Day 6: Meeting The Ahong

Today Mr. Yang, the owner of an antique shop in Si Fang Jie, took Mr. Tafel, Ivy, Vincent, Hannah, and I to the local mosque. It is a five minute walk away from Si Fang Jie, and it is called "San Qing Zhen Si", which means simply, the third mosque. We got to the mosque about half an hour before midday prayers, and during that time I was able to ask the Ahong some questions using Mr. Tafel, Ivy, and Vincent as translators. Ahong is the Chinese word for Imam, which is the leader of a mosque, and the Ahong has a similar role to a priest or preacher in a Christian church. The Ahong at this mosque is actually quite young, and at 25 years old, he has been Ahong for four years. We asked him some questions about what his job entails, and he said that he basically just lead the five daily prayers, and held a midday service on Fridays. After we had been talking to him for 20 minutes or so, he had to go into the mosque to start the call to prayer. For the call to prayer, he sings in Arabic into a speaker system to let everyone who is Muslim in the surrounding area know that it is time to pray. Soon after he finished the call to prayer, around 30 or so old men showed up to start their daily prayer. We watched them do their da prayers for around 20 minutes or so, until the praying finished and they all shuffled out of the mosque. All of these men were retired, and most of them were over 70. We talked to a group of them outside the doors, and they told us that they all went to the Mosque five times a day, but most people prayed at home or not at all because they were working during the day. We talked to these old men for a good ten minutes before they all went back home. I learned a lot about what daily prayer is like for Muslims here, and I was also told by the Ahong that I could come to the mosque whenever I felt like it.
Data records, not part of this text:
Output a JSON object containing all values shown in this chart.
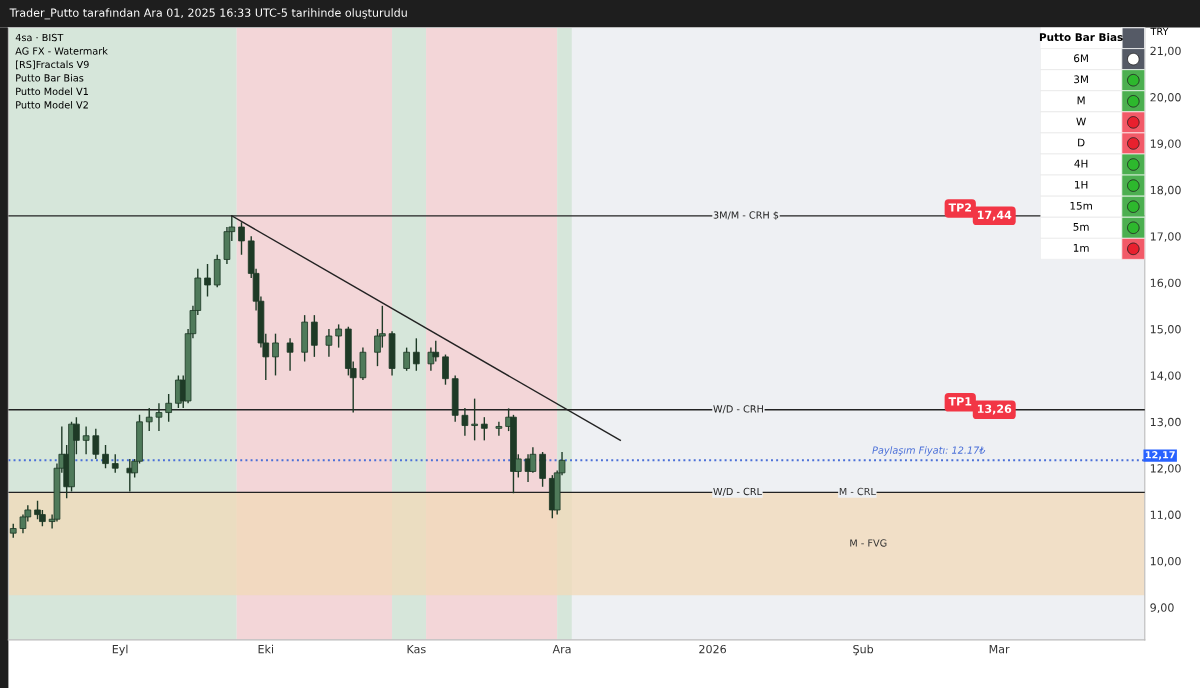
{
  "chart_data": [
    {
      "type": "candlestick",
      "title": "Trader_Putto tarafından Ara 01, 2025 16:33 UTC-5 tarihinde oluşturuldu",
      "ylabel": "TRY",
      "color": "#1e3a26",
      "x": [
        "2025-08-10",
        "2025-08-12",
        "2025-08-13",
        "2025-08-15",
        "2025-08-16",
        "2025-08-18",
        "2025-08-19",
        "2025-08-20",
        "2025-08-21",
        "2025-08-22",
        "2025-08-23",
        "2025-08-25",
        "2025-08-27",
        "2025-08-29",
        "2025-08-31",
        "2025-09-03",
        "2025-09-04",
        "2025-09-05",
        "2025-09-07",
        "2025-09-09",
        "2025-09-11",
        "2025-09-13",
        "2025-09-14",
        "2025-09-15",
        "2025-09-16",
        "2025-09-17",
        "2025-09-19",
        "2025-09-21",
        "2025-09-23",
        "2025-09-24",
        "2025-09-26",
        "2025-09-28",
        "2025-09-29",
        "2025-09-30",
        "2025-10-01",
        "2025-10-03",
        "2025-10-06",
        "2025-10-09",
        "2025-10-11",
        "2025-10-14",
        "2025-10-16",
        "2025-10-18",
        "2025-10-19",
        "2025-10-21",
        "2025-10-24",
        "2025-10-25",
        "2025-10-27",
        "2025-10-30",
        "2025-11-01",
        "2025-11-04",
        "2025-11-05",
        "2025-11-07",
        "2025-11-09",
        "2025-11-11",
        "2025-11-13",
        "2025-11-15",
        "2025-11-18",
        "2025-11-20",
        "2025-11-21",
        "2025-11-22",
        "2025-11-24",
        "2025-11-25",
        "2025-11-27",
        "2025-11-29",
        "2025-11-30",
        "2025-12-01"
      ],
      "ohlc": [
        [
          10.6,
          10.8,
          10.5,
          10.7
        ],
        [
          10.7,
          11.0,
          10.6,
          10.95
        ],
        [
          10.95,
          11.2,
          10.85,
          11.1
        ],
        [
          11.1,
          11.3,
          10.9,
          11.0
        ],
        [
          11.0,
          11.1,
          10.75,
          10.85
        ],
        [
          10.85,
          11.0,
          10.7,
          10.9
        ],
        [
          10.9,
          12.1,
          10.85,
          12.0
        ],
        [
          12.0,
          12.9,
          11.9,
          12.3
        ],
        [
          12.3,
          12.5,
          11.35,
          11.6
        ],
        [
          11.6,
          13.0,
          11.5,
          12.95
        ],
        [
          12.95,
          13.1,
          12.3,
          12.6
        ],
        [
          12.6,
          12.9,
          12.3,
          12.7
        ],
        [
          12.7,
          12.85,
          12.2,
          12.3
        ],
        [
          12.3,
          12.5,
          12.0,
          12.1
        ],
        [
          12.1,
          12.3,
          11.9,
          12.0
        ],
        [
          12.0,
          12.2,
          11.5,
          11.9
        ],
        [
          11.9,
          12.2,
          11.8,
          12.15
        ],
        [
          12.15,
          13.15,
          12.1,
          13.0
        ],
        [
          13.0,
          13.3,
          12.8,
          13.1
        ],
        [
          13.1,
          13.4,
          12.8,
          13.2
        ],
        [
          13.2,
          13.6,
          13.0,
          13.4
        ],
        [
          13.4,
          14.0,
          13.3,
          13.9
        ],
        [
          13.9,
          14.0,
          13.3,
          13.45
        ],
        [
          13.45,
          15.0,
          13.4,
          14.9
        ],
        [
          14.9,
          15.5,
          14.8,
          15.4
        ],
        [
          15.4,
          16.3,
          15.3,
          16.1
        ],
        [
          16.1,
          16.4,
          15.7,
          15.95
        ],
        [
          15.95,
          16.6,
          15.9,
          16.5
        ],
        [
          16.5,
          17.2,
          16.4,
          17.1
        ],
        [
          17.1,
          17.44,
          16.9,
          17.2
        ],
        [
          17.2,
          17.3,
          16.6,
          16.9
        ],
        [
          16.9,
          17.0,
          16.1,
          16.2
        ],
        [
          16.2,
          16.3,
          15.4,
          15.6
        ],
        [
          15.6,
          15.7,
          14.6,
          14.7
        ],
        [
          14.7,
          14.9,
          13.9,
          14.4
        ],
        [
          14.4,
          14.9,
          14.0,
          14.7
        ],
        [
          14.7,
          14.8,
          14.1,
          14.5
        ],
        [
          14.5,
          15.3,
          14.3,
          15.15
        ],
        [
          15.15,
          15.3,
          14.4,
          14.65
        ],
        [
          14.65,
          15.0,
          14.4,
          14.85
        ],
        [
          14.85,
          15.1,
          14.6,
          15.0
        ],
        [
          15.0,
          15.05,
          14.0,
          14.15
        ],
        [
          14.15,
          14.3,
          13.2,
          13.95
        ],
        [
          13.95,
          14.6,
          13.9,
          14.5
        ],
        [
          14.5,
          15.0,
          14.2,
          14.85
        ],
        [
          14.85,
          15.5,
          14.6,
          14.9
        ],
        [
          14.9,
          14.95,
          14.0,
          14.15
        ],
        [
          14.15,
          14.6,
          14.1,
          14.5
        ],
        [
          14.5,
          14.8,
          14.1,
          14.25
        ],
        [
          14.25,
          14.6,
          14.1,
          14.5
        ],
        [
          14.5,
          14.75,
          14.3,
          14.4
        ],
        [
          14.4,
          14.45,
          13.8,
          13.93
        ],
        [
          13.93,
          14.0,
          13.0,
          13.14
        ],
        [
          13.14,
          13.3,
          12.7,
          12.92
        ],
        [
          12.92,
          13.5,
          12.6,
          12.95
        ],
        [
          12.95,
          13.1,
          12.6,
          12.86
        ],
        [
          12.86,
          13.0,
          12.7,
          12.9
        ],
        [
          12.9,
          13.29,
          12.8,
          13.1
        ],
        [
          13.1,
          13.15,
          11.46,
          11.93
        ],
        [
          11.93,
          12.3,
          11.8,
          12.2
        ],
        [
          12.2,
          12.3,
          11.7,
          11.93
        ],
        [
          11.93,
          12.45,
          11.9,
          12.3
        ],
        [
          12.3,
          12.35,
          11.6,
          11.78
        ],
        [
          11.78,
          11.85,
          10.92,
          11.1
        ],
        [
          11.1,
          11.95,
          11.0,
          11.9
        ],
        [
          11.9,
          12.35,
          11.85,
          12.17
        ]
      ],
      "series": [
        {
          "type": "line",
          "color": "#222222",
          "x": [
            "2025-09-24",
            "2025-12-13"
          ],
          "values": [
            17.44,
            12.6
          ]
        }
      ],
      "xlim": [
        "2025-08-09",
        "2026-03-31"
      ],
      "ylim": [
        8.3,
        21.5
      ],
      "xticks": [
        {
          "value": "2025-09-01",
          "label": "Eyl"
        },
        {
          "value": "2025-10-01",
          "label": "Eki"
        },
        {
          "value": "2025-11-01",
          "label": "Kas"
        },
        {
          "value": "2025-12-01",
          "label": "Ara"
        },
        {
          "value": "2026-01-01",
          "label": "2026"
        },
        {
          "value": "2026-02-01",
          "label": "Şub"
        },
        {
          "value": "2026-03-01",
          "label": "Mar"
        }
      ],
      "yticks": [
        {
          "value": 9,
          "label": "9,00"
        },
        {
          "value": 10,
          "label": "10,00"
        },
        {
          "value": 11,
          "label": "11,00"
        },
        {
          "value": 12,
          "label": "12,00"
        },
        {
          "value": 13,
          "label": "13,00"
        },
        {
          "value": 14,
          "label": "14,00"
        },
        {
          "value": 15,
          "label": "15,00"
        },
        {
          "value": 16,
          "label": "16,00"
        },
        {
          "value": 17,
          "label": "17,00"
        },
        {
          "value": 18,
          "label": "18,00"
        },
        {
          "value": 19,
          "label": "19,00"
        },
        {
          "value": 20,
          "label": "20,00"
        },
        {
          "value": 21,
          "label": "21,00"
        }
      ],
      "bands": [
        {
          "axis": "x",
          "from": "2025-08-09",
          "to": "2025-09-25",
          "color": "#d6e6da"
        },
        {
          "axis": "x",
          "from": "2025-09-25",
          "to": "2025-10-27",
          "color": "#f3d6d8"
        },
        {
          "axis": "x",
          "from": "2025-10-27",
          "to": "2025-11-03",
          "color": "#d6e6da"
        },
        {
          "axis": "x",
          "from": "2025-11-03",
          "to": "2025-11-30",
          "color": "#f3d6d8"
        },
        {
          "axis": "x",
          "from": "2025-11-30",
          "to": "2025-12-03",
          "color": "#d6e6da"
        },
        {
          "axis": "y",
          "from": 9.26,
          "to": 11.48,
          "label": "M - FVG",
          "color": "#f2d9b8"
        }
      ],
      "ref_lines": [
        {
          "axis": "y",
          "value": 17.44,
          "label": "3M/M - CRH $",
          "color": "#222222",
          "line_style": "solid"
        },
        {
          "axis": "y",
          "value": 13.26,
          "label": "W/D - CRH",
          "color": "#222222",
          "line_style": "solid"
        },
        {
          "axis": "y",
          "value": 11.48,
          "label": "W/D - CRL",
          "color": "#222222",
          "line_style": "solid"
        },
        {
          "axis": "y",
          "value": 12.17,
          "label": "Paylaşım Fiyatı: 12.17₺",
          "color": "#4a6fd8",
          "line_style": "dotted"
        }
      ],
      "annotations": [
        "4sa · BIST",
        "AG FX - Watermark",
        "[RS]Fractals V9",
        "Putto Bar Bias",
        "Putto Model V1",
        "Putto Model V2",
        {
          "text": "TP2",
          "x": "2026-02-21",
          "y": 17.6
        },
        {
          "text": "17,44",
          "x": "2026-02-28",
          "y": 17.44
        },
        {
          "text": "TP1",
          "x": "2026-02-21",
          "y": 13.42
        },
        {
          "text": "13,26",
          "x": "2026-02-28",
          "y": 13.26
        },
        {
          "text": "M - CRL",
          "x": "2026-01-27",
          "y": 11.48
        },
        {
          "text": "12,17",
          "x": "2026-03-31",
          "y": 12.17
        }
      ],
      "grid": false
    },
    {
      "type": "other",
      "title": "Putto Bar Bias",
      "categories": [
        "6M",
        "3M",
        "M",
        "W",
        "D",
        "4H",
        "1H",
        "15m",
        "5m",
        "1m"
      ],
      "colors": [
        "#ffffff",
        "#2db82d",
        "#2db82d",
        "#e8202e",
        "#e8202e",
        "#2db82d",
        "#2db82d",
        "#2db82d",
        "#2db82d",
        "#e8202e"
      ]
    }
  ]
}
Later that day, some musicians and dancers gave us a performance in the courtyard. It was really cool watching them dance and play their traditional instruments, and I got a pretty good picture of the Er Hu player, which you can see above. Mr. Yang also came to watch, and I sat down next to him to have a conversation. While the dancers were teaching the rest of the group how to do the dance, I had good chat with Mr. Yang (Mr. T translating) about his faith and beliefs. When we started talking about different religions, I noticed that he liked to point out the similarities between them, unlike how most people like talk about the differences between their religions. At the end of the talk, he invited me to go watch the Friday service tomorrow, which is when most people go to the mosque once a week. Overall, today was a great day for my inquiry project work, and I am really exited about going to the mosque tomorrow. 
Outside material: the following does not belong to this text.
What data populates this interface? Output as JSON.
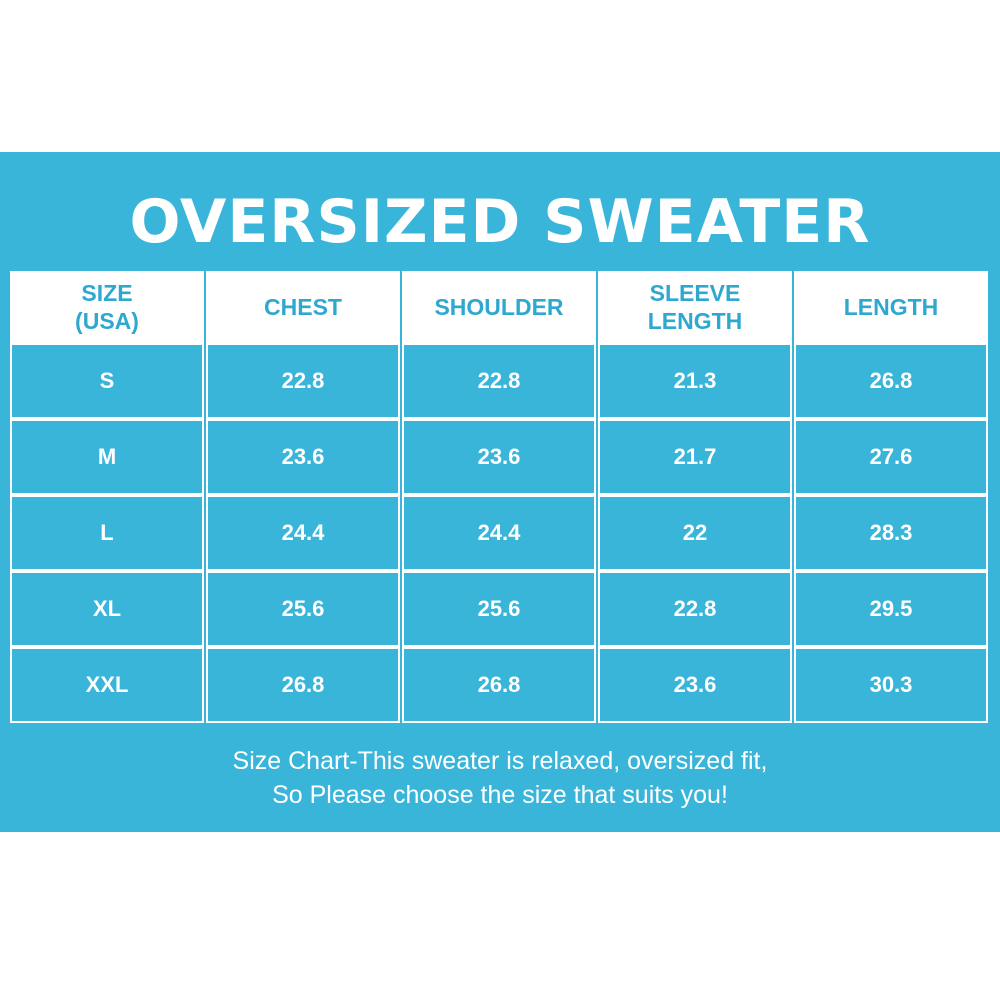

It is so awesome that you are looking into Islam.Only got a glimps of that part of the town and it really is a completly different world isn't it? I did get a chance to see the ouside of the Mosque though. It looks very different from what I thought it would look like. Definatly Chinese influence. I also wanted to say that you are a really good photographer. I really like them and I think its really good that you add them into your journals. It makes your entries a lot more interesting... not that your writing isn't but.- you know what I mean. 

- Cass


It's really cool how they use the Bai architectural style for all the buildings, including the mosque, and the church. The Muslims that I have met so far are all really friendly and open towards letting me watch them pray and everything. The pictures mostly look good because I got to borrow my brother's really nice camera for this trip, so I've been able to take some pretty cool pictures with it. Thanks for showing interest in my project, and I think it will be cool to see how my final project turns out in comparison with yours. I really liked your movie and your final product was very well thought out. I'll make sure to keep uploading pictures and improve my writing a little bit.
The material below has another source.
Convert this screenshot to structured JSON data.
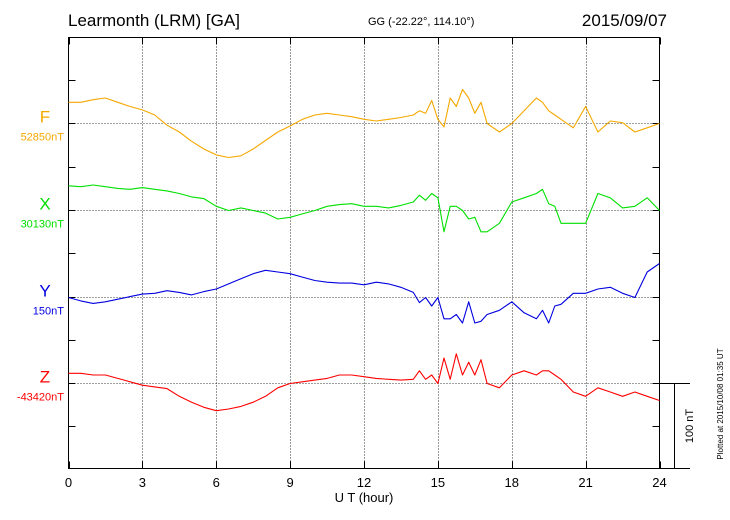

I'm 15 years old and I am really happy that I went to Xizhou. I was born in Mexico, and have lived in three other countries since then, including Shanghai. I chose to study the diverse religions here and I hoped to gain new understanding on my own faith, and what makes spirituality such an important part of people's lives. I looked forward to fumbling my way through conversations in Chinese and learning as much as I can over the weeks I was at Microcampus.